The third contestant, Samuele, also made a 1-day leavened dough. He used canned Molisana strained tomatoes, with some added salt. He used “bocconcini” mozzarella, added at the beginning of cooking, like Stefano’s. He finished his pizza with basil, a hint of Parmigiano, and a generous amount of olive oil.

Here is how this challenge went.

All three contestants used a bit too much tomato sauce. Stefano had the best dough of all three. Sandro’s dough was a close second. Stefano’s tomatoes were good but slightly under-seasoned. Sandro’s tomatoes had the most flavor but were a bit watery (possibly because he used fresh tomatoes). Samuele’s tomatoes were the best of all three, although he put a little too much salt on them. Overall, Sandro’s mozzarella tasted best: being it cooked just slightly, it kept its milkiness, tasting more authentic. Overall, Sandro won this challenge.

For the second challenge, the contestants were asked to show off their best toppings.

Stefano went with a proven combination: speck and fontina. He prepared his Margherita base, with fontina mixed in with the mozzarella. Half-way through the cooking, he topped up the pizza with slices of speck.

Sandro also used his Margherita base, to which he added sautéed onions and gorgonzola cheese. After the pizza was cooked, he topped it off with raw prosciutto.

At this point, we were all too full, and Samuele decided to drop out of the competition 🙂

Overall Sandro’s toppings were considered more creative and with a more distinct flavor then Stefano’s; also because Stefano’s fontina was too mild and we couldn’t really taste it. Sandro also won the second competition!

Stefano's Pizza Dough

#Stefano's Pizza Dough


     Quantities per person.

    • 200 g all purpose flour
    • 125 g cold water
    • 5 g salt
    • 1.5 g fresh yeast (or 0.7 g dry yeast)


    1. I mix water and yeast until the yeast is fully melted. I then add half of the flour. I mix well, then add the salt. Finally, I slowly incorporate the rest of the flour, a bit at a time (it needs to be kneaded well, I use Kitchen Aid for at least 15 minutes).
    2. I then store it in the fridge for 2 days in a sealed container. I add a film of olive oil to keep the dough from developing a crust.
    3. The day of the pizza, I take it out of the fridge. I let it rest for another hour, then I divide it in equal portions, one per person. I put each portion in a different container to do the final leavening at room temperature for 4 to 6 hours.

    6 thoughts on “Home-Style Pizza Competition”

    1. What a great idea! I'd love to be a judge in this type of contest! The very first thing I noticed in the first photo was that it looked like too much tomato sauce. Good judging, Paolo! Loved the post! 🙂

      1. Thanks Christina! I recommend this to all group of friends :). I think that making a blogpost out of the evening makes it a bit more "official", and it can add even more fun (especially if the cooks are competitive).

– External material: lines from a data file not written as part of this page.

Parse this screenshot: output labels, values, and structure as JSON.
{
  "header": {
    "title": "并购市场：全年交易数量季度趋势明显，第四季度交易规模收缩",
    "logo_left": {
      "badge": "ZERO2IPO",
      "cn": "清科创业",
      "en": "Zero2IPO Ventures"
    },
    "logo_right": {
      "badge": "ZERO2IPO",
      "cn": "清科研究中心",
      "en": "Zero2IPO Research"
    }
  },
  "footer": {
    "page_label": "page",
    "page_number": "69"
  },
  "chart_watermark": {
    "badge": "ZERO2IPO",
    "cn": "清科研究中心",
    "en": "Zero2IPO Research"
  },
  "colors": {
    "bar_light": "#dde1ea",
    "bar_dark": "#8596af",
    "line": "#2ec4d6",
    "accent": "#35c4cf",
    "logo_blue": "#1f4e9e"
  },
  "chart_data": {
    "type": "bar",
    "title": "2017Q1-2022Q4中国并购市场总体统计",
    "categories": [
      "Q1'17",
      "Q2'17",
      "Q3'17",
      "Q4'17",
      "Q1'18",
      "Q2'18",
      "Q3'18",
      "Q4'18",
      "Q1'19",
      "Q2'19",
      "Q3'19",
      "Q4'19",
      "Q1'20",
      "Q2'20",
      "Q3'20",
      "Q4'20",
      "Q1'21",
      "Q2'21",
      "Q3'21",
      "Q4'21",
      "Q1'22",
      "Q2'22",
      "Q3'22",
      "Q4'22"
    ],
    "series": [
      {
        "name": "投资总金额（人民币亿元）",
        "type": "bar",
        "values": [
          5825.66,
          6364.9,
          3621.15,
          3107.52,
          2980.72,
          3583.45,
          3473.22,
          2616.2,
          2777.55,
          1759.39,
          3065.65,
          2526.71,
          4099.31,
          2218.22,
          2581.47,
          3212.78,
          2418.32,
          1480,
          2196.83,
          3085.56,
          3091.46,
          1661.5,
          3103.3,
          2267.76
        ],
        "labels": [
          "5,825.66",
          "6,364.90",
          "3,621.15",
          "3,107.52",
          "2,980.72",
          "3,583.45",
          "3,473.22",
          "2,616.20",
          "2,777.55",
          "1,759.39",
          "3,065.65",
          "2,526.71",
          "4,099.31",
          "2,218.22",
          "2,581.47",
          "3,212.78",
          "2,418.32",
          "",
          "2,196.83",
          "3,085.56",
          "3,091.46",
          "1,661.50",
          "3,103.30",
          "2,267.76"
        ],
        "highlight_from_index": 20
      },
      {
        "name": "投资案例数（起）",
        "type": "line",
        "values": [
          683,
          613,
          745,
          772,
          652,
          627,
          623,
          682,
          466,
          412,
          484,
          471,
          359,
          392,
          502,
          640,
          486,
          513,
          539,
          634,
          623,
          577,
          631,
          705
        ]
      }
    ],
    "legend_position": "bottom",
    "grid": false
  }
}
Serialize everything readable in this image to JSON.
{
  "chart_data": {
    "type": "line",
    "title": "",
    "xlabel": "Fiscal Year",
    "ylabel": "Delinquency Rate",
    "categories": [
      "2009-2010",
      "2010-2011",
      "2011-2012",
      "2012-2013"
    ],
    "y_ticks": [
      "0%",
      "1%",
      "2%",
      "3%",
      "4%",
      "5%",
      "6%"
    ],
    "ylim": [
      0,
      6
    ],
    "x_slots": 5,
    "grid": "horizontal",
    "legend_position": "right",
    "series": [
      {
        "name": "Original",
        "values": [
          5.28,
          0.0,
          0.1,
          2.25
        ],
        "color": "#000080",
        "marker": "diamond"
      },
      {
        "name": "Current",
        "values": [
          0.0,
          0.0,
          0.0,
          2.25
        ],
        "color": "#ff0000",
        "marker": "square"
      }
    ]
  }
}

    2. Ciao Paolo, I noticed Stefano’s recipe uses all purpose flour. Do you ever use double 00 flour and do you notice a difference between double 00 and all purpose flour.

      1. Hi Paolo, thanks for your question. Italian 00 flour is more finely ground than all-purpose flour, producing a “silkier” dough. 00 flour is still high in gluten which with fermentation produces a nice rise and chewiness. North American all-purpose flour is not as finely milled and has a slightly lower gluten content, but gives reasonable results when 00 is hard to find.